Concentrez votre attention sur n'importe quel objet matériel, par exemple sur un livre posé sur la table. Les théories classiques enseignent que le livre que nous percevons est un phénomène - une image déformée et limitée de quelque chose de vrai qui existe en dehors de nous et indépendamment de nous. Notre perception sensorielle de cet objet et nos fabrications mentales représentent une tentative de saisir cette vraie réalité au moins en termes de base. Malheureusement, cette croyance intuitive et si proche de notre esprit dans le lien entre le phénomène et la «chose en soi» n'a pas le moindre fondement. Le constructivisme phénoménologique appelle à l'élimination de ce double fond interférant, le fantôme de la «réalité», comme s'il se profilait derrière le dos de chaque objet. Le concept de vérité ne doit pas être basé sur un mirage, une couche invisible et totalement incompréhensible de réalité en dehors de notre expérience,auquel il doit correspondre, mais sur l'expérience même, c'est-à-dire sur le phénomène.

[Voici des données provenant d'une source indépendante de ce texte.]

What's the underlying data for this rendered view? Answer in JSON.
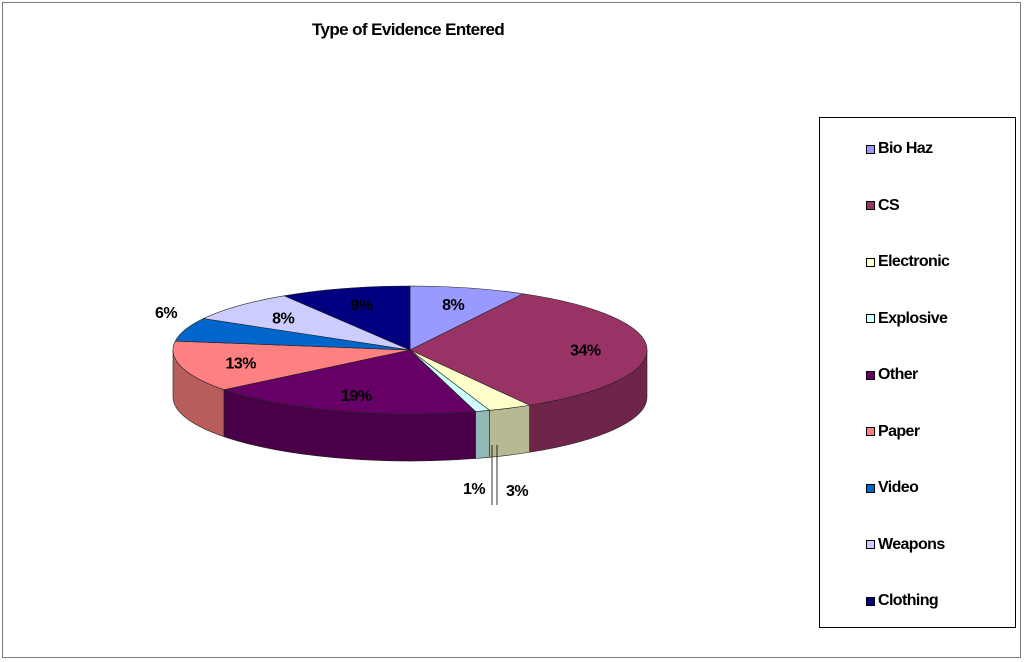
{
  "chart_data": {
    "type": "pie",
    "title": "Type of Evidence Entered",
    "categories": [
      "Bio Haz",
      "CS",
      "Electronic",
      "Explosive",
      "Other",
      "Paper",
      "Video",
      "Weapons",
      "Clothing"
    ],
    "values": [
      8,
      34,
      3,
      1,
      19,
      13,
      6,
      8,
      9
    ],
    "data_labels": [
      "8%",
      "34%",
      "3%",
      "1%",
      "19%",
      "13%",
      "6%",
      "8%",
      "9%"
    ],
    "colors": [
      "#9999ff",
      "#993366",
      "#ffffcc",
      "#ccffff",
      "#660066",
      "#ff8080",
      "#0066cc",
      "#ccccff",
      "#000080"
    ],
    "style": "3d-pie",
    "legend_position": "right"
  }
}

La vérité première est donc ce phénomène lui-même, son ouverture, tout ce qui se déroule devant nous dans un champ phénoménal, et le critère de vérité n'est pas la correspondance du savoir avec l'objet, mais la correspondance du phénomène avec le phénomène, finalement, savoir avec savoir, que Kant a écrit il y a deux siècles, non qui a osé aller plus loin dans le chemin tracé par lui. La vérité est tout ce qui se manifeste directement dans la sphère de notre expérience, bien que son rôle et sa signification puissent être mal interprétés (comme, par exemple, dans le cas des illusions d'optique). Les vrais secondaires peuvent être des idées complexes qui ont le caractère d'inférence, d'hypothèses et de généralisations et qui sont toujours hypothétiques - des phénomènes du deuxième niveau. Leur capacité est enracinée dans la capacité de l'esprit à agréger les phénomènes primaires et, en établissant des liens entre eux, y compris causaux, à formuler des connaissances,au-delà de la preuve immédiate. Puisqu'une telle connaissance est susceptible d'être confirmée ou réfutée par le cours très ordonné des choses, elle ose prétendre être le reflet du champ phénoménal. Le critère, sur lequel s'appuyer vous permet de soutenir la conclusion, ou de la remettre en question, est un contrôle de son accord avec les connexions vraies (et se montrant comme telles) déjà vénérées dans le champ phénoménal au moment de la cognition.

Ce sont les touches générales du constructivisme phénoménologique, les vérités de la raison n'y sont pas absolues, mais représentent une interprétation fonctionnelle des connexions entre les phénomènes. Cette interprétation, dépourvue de tout appui sur des absolus, est nécessairement hypothétique, car sa fiabilité ne repose que sur la structure du champ phénoménal, et peut donc à la fois être confirmée et réfutée par notre expérience ultérieure. La science moderne se rapproche de plus en plus d'une compréhension consciente de la vérité de cette manière. L'objectivité, telle qu'elle a été interprétée précédemment, bien entendu, à la lumière de ce qui a été dit est impossible, car la connaissance apparaît non seulement relative, mais aussi hypothétique. La vérité et la certitude sont libérées dans le constructivisme phénoménologique des mystifications et d'un soupçon d'arrogance humaine, acquérant un statut beaucoup plus modeste,à laquelle ils seuls avaient toujours le droit.